Stocks rallied after reports that talks among Russia and Ukraine are progressing. Treasuries and the dollar retreated before the Federal Reserve policy decision.
The S&P 500 climbed after the Financial Times reported that Ukraine and Russia have made significant progress on a neutrality plan to end the war, citing three people involved in the talks. The Nasdaq Golden Dragon China Index of giants like Alibaba Group Holding Ltd. and Baidu Inc. surged more than 20% after the Asian nation promised to ease a regulatory crackdown, support property and tech companies and stimulate the economy. Treasury two-year yields traded above 1.85%, while the 30-year rate rose toward the highest since mid-2019. West Texas Intermediate crude erased gains.
A proposal for Ukraine to become a neutral country but retain its own armed forces “could be viewed as a certain kind of compromise,” Kremlin spokesman Dmitry Peskov said Wednesday, hinting at possible progress in peace negotiations. Ukrainian President Volodymyr Zelenskiy delivered an emotional address to the U.S. Congress, appealing for help from Americans to fend off the Russian invasion.
Growth in U.S. retail sales slowed in February after surging a month earlier, while homebuilder sentiment fell in March to a six-month low. The figures come ahead of a Fed rate decision later Wednesday, with policy makers expected to raise rates for the first time since 2018 in an effort to curb the hottest inflation in 40 years. At the same time, officials need to be cognizant of the impact of tighter monetary policy on economic growth.

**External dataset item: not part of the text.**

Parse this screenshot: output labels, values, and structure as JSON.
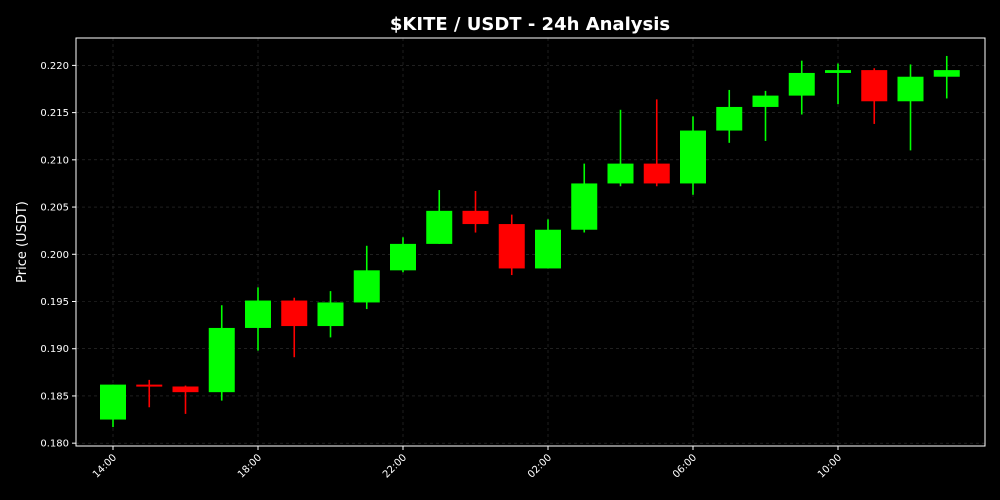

“Our view remains that simply selling risk assets is not the best response to the war in Ukraine. Instead, we favor strategies that provide downside protection while focusing on long-term returns. Higher portfolio volatility makes diversification across regions, sectors, and asset classes more important,” wrote Mark Haefele, chief investment officer at UBS Global Wealth Management.
“Risk assets are being bolstered by positive news flow from Russia and Ukraine, and reports China will step in to support equities and the economy. If positive news continues there will be some normalization of risk premiums in oil, bond, and equity volatility,” wrote Dennis DeBusschere, founder of 22V Research.
“At this juncture, we remain skeptical of countertrend rallies and recommend investors wait for more evidence to confirm a bottom has been set,” wrote Craig W. Johnson, chief market technician at Piper Sandler.